02.09.2018 | 18:58

Adam Kostrzewa

Bezpieczeństwo czy wydajność? Jakie decyzje podejmą producenci procesorów

Ostatni rok obfitował w informacje o wykryciu nowych luk związanych z architekturą procesorów. W większości przypadków są one trudne do usunięcia bez straty wydajności. Jak z tymi problemami chcą sobie poradzić najwięksi producenci układów scalonych?

Dnia 21 sierpnia tego roku zakończyła się trzydziesta edycja konferencji Hot Chips, na której czołowi producenci sprzętu, np. Intel, Nvidia, AMD i ARM, przedstawiali swoje nowe architektury i produkty. Jednym z głównych tematów były mechanizmy zapobiegania Spectre i Meltdown. Ataki kanałami bocznymi są znane i praktykowane od lat siedemdziesiątych. Istnieje jednak istotna różnica pomiędzy Spectre i Meltdown a wcześniejszymi zagrożeniami — w przeszłości celem większości tego typu ataków była warstwa aplikacji, czyli oprogramowanie. Teraz obiektem zainteresowania stała się platforma sprzętowa, na której kod jest wykonywany. Luki sprzętowe można łatać (przynajmniej częściowo) za pomocą oprogramowania, czego dowodzą najnowsze wyniki związane ze Spectre i Meltdown. Jest to jednak czasochłonne, kosztowne, a także odbywa się przy znaczącym spadku wydajności.

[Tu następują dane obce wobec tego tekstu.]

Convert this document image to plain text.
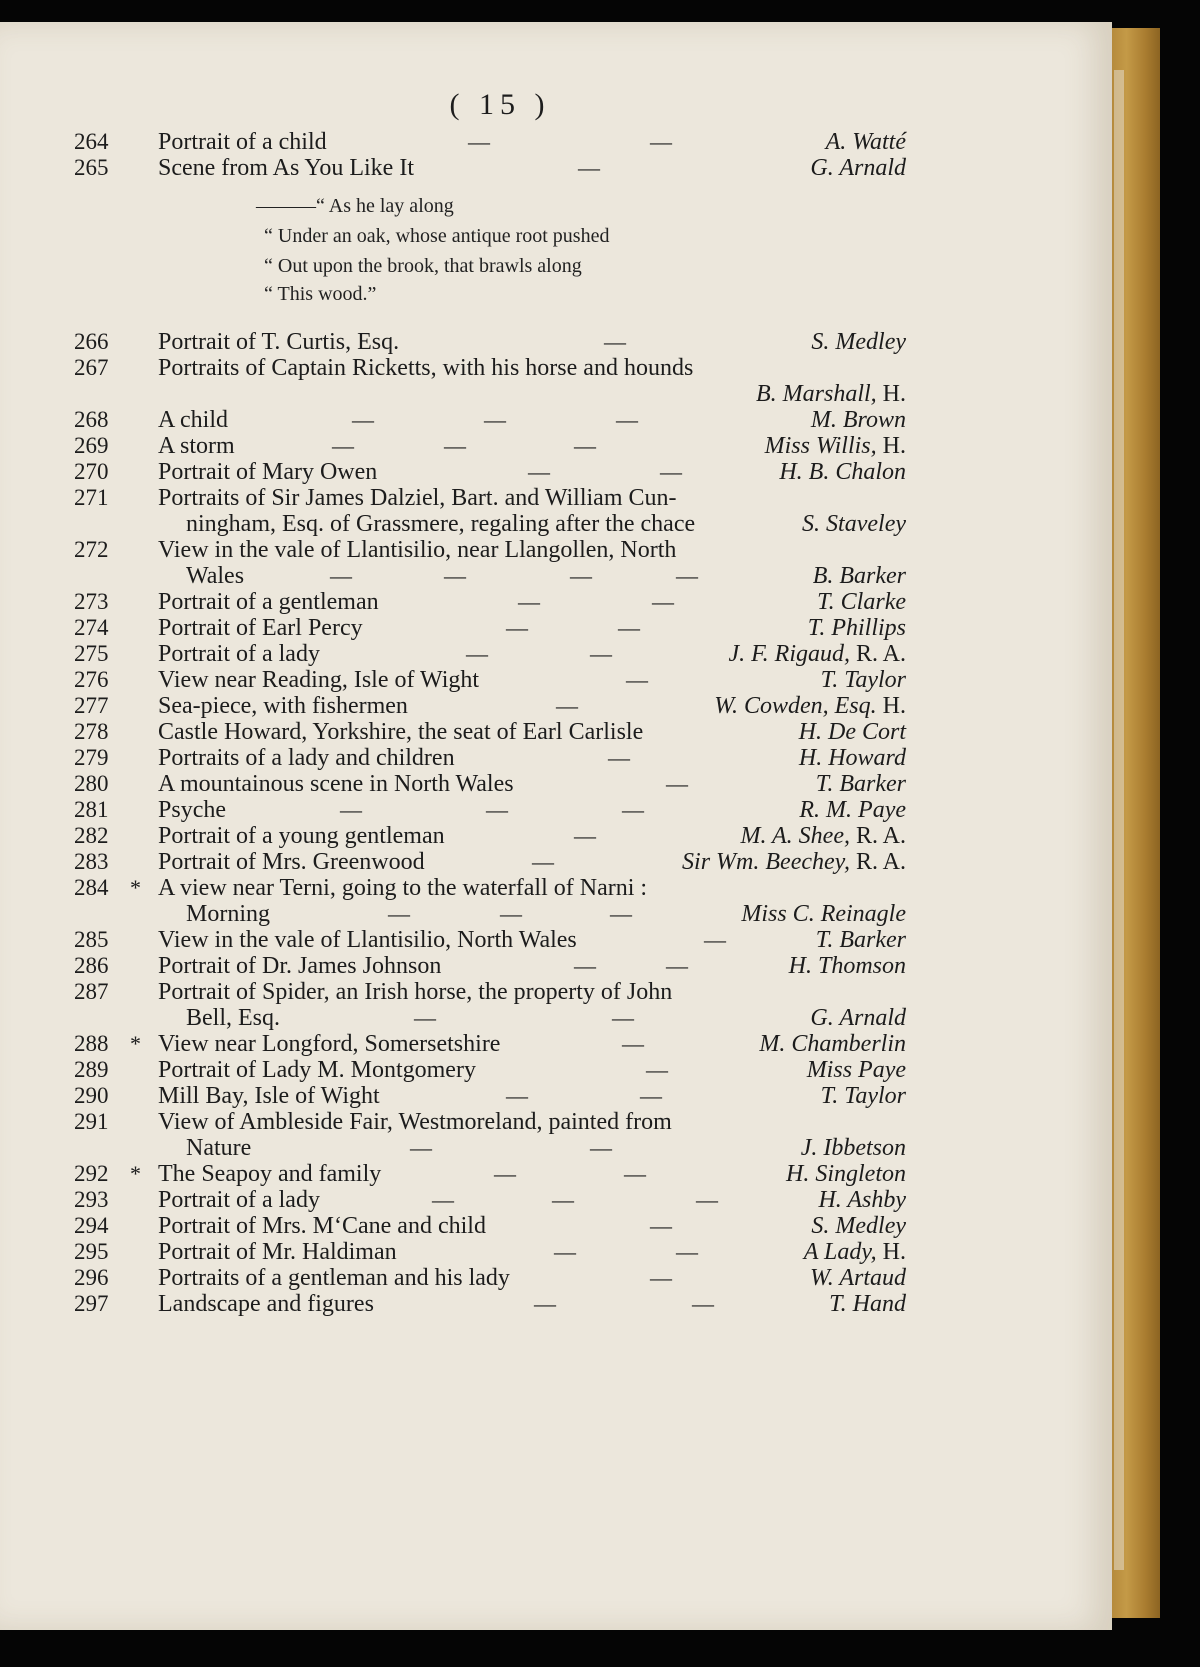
( 15 )
———“ As he lay along
“ Under an oak, whose antique root pushed
“ Out upon the brook, that brawls along
“ This wood.”
264	Portrait of a child	—	—	A. Watté
265	Scene from As You Like It	—	G. Arnald
266	Portrait of T. Curtis, Esq.	—	S. Medley
267	Portraits of Captain Ricketts, with his horse and hounds
B. Marshall, H.
268	A child	—	—	—	M. Brown
269	A storm	—	—	—	Miss Willis, H.
270	Portrait of Mary Owen	—	—	H. B. Chalon
271	Portraits of Sir James Dalziel, Bart. and William Cun-
ningham, Esq. of Grassmere, regaling after the chace	S. Staveley
272	View in the vale of Llantisilio, near Llangollen, North
Wales	—	—	—	—	B. Barker
273	Portrait of a gentleman	—	—	T. Clarke
274	Portrait of Earl Percy	—	—	T. Phillips
275	Portrait of a lady	—	—	J. F. Rigaud, R. A.
276	View near Reading, Isle of Wight	—	T. Taylor
277	Sea-piece, with fishermen	—	W. Cowden, Esq. H.
278	Castle Howard, Yorkshire, the seat of Earl Carlisle	H. De Cort
279	Portraits of a lady and children	—	H. Howard
280	A mountainous scene in North Wales	—	T. Barker
281	Psyche	—	—	—	R. M. Paye
282	Portrait of a young gentleman	—	M. A. Shee, R. A.
283	Portrait of Mrs. Greenwood	—	Sir Wm. Beechey, R. A.
284 * A view near Terni, going to the waterfall of Narni :
Morning	—	—	—	Miss C. Reinagle
285	View in the vale of Llantisilio, North Wales	—	T. Barker
286	Portrait of Dr. James Johnson	—	—	H. Thomson
287	Portrait of Spider, an Irish horse, the property of John
Bell, Esq.	—	—	G. Arnald
288 * View near Longford, Somersetshire	—	M. Chamberlin
289	Portrait of Lady M. Montgomery	—	Miss Paye
290	Mill Bay, Isle of Wight	—	—	T. Taylor
291	View of Ambleside Fair, Westmoreland, painted from
Nature	—	—	J. Ibbetson
292 * The Seapoy and family	—	—	H. Singleton
293	Portrait of a lady	—	—	—	H. Ashby
294	Portrait of Mrs. M‘Cane and child	—	S. Medley
295	Portrait of Mr. Haldiman	—	—	A Lady, H.
296	Portraits of a gentleman and his lady	—	W. Artaud
297	Landscape and figures	—	—	T. Hand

„Aby uniknąć luk, należy albo dodać dodatkowe zapytania do architektury procesora albo zapobiec spekulacyjnemu wykonywaniu kodu”, powiedział podczas konferencji John L. Hennessy, rektor (prezydent) Uniwersytetu Stanforda, znany autor książek z dziedziny architektury komputerów, jak i ojciec architektury RISC obecnie stosowanej w 99% nowych układów scalonych (za co w zeszłym roku otrzymał nagrodę Turinga). Obie metody mają wady. Zmiana mechanizmów sprzętowych wymaga wymiany sprzętu w całej organizacji. Jest to drogie, a często wiąże ze sobą problemy z kompatybilnością wsteczną i samym transferem danych, jak również nie wyklucza spadku wydajności o 15–20 procent. Wyłączenie spekulacyjnego wykonania kodu wiąże się ze zdecydowanym spadkiem wydajności w wielu aplikacjach, często o ponad 30 procent. Ten spadek jest nie do zaakceptowania dla większości użytkowników.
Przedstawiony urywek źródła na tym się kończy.